Gabriel Makhlouf: Inflation dynamics in a pandemic - maintaining vigilance and optionality

Remarks by Mr Gabriel Makhlouf, Governor of the Central Bank of Ireland, on the occasion of the publication of the Economic Letter "An overview of recent inflation developments" by David Byrne and Zivile Zekaite, Dublin, 23 November 2021.

The views expressed in this speech are those of the speaker and not the view of the BIS.

Central bank speech  | 
25 November 2021

After more than a decade of very low inflation in the euro area, and especially in Ireland, prices for many goods and services have risen faster in 2021. We know that many people are feeling these very real price increases, in particular across their energy and fuel bills. The key challenge for policy makers now is to assess the extent to which relative prices are adjusting to the ebb and flow of supply and demand in the pandemic environment or whether the fundamental dynamics of the inflation process have altered, resulting in broad-based inflation trends. In these remarks, I outline the main drivers of recent inflation, the prospects for inflation over our forecast horizon, and what this means for policy.

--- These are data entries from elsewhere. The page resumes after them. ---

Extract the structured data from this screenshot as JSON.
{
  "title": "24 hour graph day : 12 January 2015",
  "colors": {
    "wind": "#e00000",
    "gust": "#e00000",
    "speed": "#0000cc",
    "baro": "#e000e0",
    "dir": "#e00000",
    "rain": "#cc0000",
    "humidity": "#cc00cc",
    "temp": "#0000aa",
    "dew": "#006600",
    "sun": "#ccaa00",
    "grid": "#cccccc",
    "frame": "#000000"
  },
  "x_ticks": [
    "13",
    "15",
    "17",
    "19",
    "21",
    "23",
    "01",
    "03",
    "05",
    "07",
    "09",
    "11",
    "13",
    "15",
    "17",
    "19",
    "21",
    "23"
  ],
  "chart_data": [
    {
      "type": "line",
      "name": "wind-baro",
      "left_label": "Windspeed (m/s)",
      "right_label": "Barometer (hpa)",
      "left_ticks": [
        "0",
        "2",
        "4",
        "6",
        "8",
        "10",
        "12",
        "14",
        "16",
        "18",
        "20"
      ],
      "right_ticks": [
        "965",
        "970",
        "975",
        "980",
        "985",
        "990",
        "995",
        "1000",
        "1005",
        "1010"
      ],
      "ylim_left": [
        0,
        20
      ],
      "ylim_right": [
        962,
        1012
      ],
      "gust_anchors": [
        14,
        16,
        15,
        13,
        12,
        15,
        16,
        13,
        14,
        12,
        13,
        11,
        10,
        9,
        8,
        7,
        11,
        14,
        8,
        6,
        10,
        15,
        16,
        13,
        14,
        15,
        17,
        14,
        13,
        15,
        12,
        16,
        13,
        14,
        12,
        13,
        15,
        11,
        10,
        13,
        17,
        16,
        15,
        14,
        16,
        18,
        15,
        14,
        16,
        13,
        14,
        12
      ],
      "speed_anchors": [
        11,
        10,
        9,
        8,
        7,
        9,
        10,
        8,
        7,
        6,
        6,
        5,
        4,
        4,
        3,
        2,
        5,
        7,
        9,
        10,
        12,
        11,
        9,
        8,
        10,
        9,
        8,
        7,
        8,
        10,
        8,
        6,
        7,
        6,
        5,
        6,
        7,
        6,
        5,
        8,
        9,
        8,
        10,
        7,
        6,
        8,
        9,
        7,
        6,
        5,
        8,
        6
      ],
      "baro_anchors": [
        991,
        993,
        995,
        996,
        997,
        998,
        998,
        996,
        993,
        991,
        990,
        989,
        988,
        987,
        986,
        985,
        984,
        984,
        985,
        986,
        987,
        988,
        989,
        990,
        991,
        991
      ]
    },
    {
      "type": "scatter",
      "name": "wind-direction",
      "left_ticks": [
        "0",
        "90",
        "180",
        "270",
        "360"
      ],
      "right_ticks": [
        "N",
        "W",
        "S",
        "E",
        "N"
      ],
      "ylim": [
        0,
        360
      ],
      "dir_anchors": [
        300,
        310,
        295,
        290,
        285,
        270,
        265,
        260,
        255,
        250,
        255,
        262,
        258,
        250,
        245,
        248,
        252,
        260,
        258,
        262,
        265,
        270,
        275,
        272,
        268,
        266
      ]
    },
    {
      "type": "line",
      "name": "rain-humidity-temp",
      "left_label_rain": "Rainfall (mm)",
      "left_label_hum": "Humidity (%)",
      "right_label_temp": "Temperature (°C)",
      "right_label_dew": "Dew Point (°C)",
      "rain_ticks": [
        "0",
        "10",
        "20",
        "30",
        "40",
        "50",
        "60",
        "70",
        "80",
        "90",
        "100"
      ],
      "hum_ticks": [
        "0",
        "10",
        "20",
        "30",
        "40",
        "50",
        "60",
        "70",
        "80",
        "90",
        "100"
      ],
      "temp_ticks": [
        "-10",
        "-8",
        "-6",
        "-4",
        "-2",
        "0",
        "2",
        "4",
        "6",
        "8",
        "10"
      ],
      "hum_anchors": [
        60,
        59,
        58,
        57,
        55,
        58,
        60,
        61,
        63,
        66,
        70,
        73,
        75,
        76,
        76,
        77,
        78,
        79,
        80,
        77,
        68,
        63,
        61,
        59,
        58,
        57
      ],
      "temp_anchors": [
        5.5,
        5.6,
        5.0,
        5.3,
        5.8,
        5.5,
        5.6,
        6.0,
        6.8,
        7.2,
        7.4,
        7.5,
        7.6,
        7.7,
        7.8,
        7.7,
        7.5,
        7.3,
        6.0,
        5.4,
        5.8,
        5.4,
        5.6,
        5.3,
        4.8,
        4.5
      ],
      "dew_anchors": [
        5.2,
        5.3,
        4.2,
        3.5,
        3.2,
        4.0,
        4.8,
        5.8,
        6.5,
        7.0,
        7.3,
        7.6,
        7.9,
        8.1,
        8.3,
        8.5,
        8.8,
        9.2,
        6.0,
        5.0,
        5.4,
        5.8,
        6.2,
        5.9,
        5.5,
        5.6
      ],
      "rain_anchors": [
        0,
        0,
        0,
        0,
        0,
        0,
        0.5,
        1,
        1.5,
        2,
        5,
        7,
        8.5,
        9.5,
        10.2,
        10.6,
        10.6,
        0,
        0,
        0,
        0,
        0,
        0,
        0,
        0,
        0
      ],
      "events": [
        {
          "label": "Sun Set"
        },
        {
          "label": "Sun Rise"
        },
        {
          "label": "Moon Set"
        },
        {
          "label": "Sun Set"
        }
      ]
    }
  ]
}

My starting point is something that I wrote about at the start of the pandemic, paraphrasing the famous opening line from Anna Karenina: "all financial crises are alike but an economic crisis is unique in its own fashion". It remains my view that the economic crisis caused by the pandemic – when economies closed down in the way so much of the world chose to – has no precedent in known history. We experienced – and are experiencing – an unusual combination of demand and supply shocks.

Over the last decade, inflation – that is whether consumer prices are rising or falling and by how much – had been very low in the euro area. Ireland was no exception to this general trend with prices for goods and services rising slowly. As the Irish and wider euro area economy reopened earlier this year, inflation dynamics have been quite different with prices increasing more rapidly.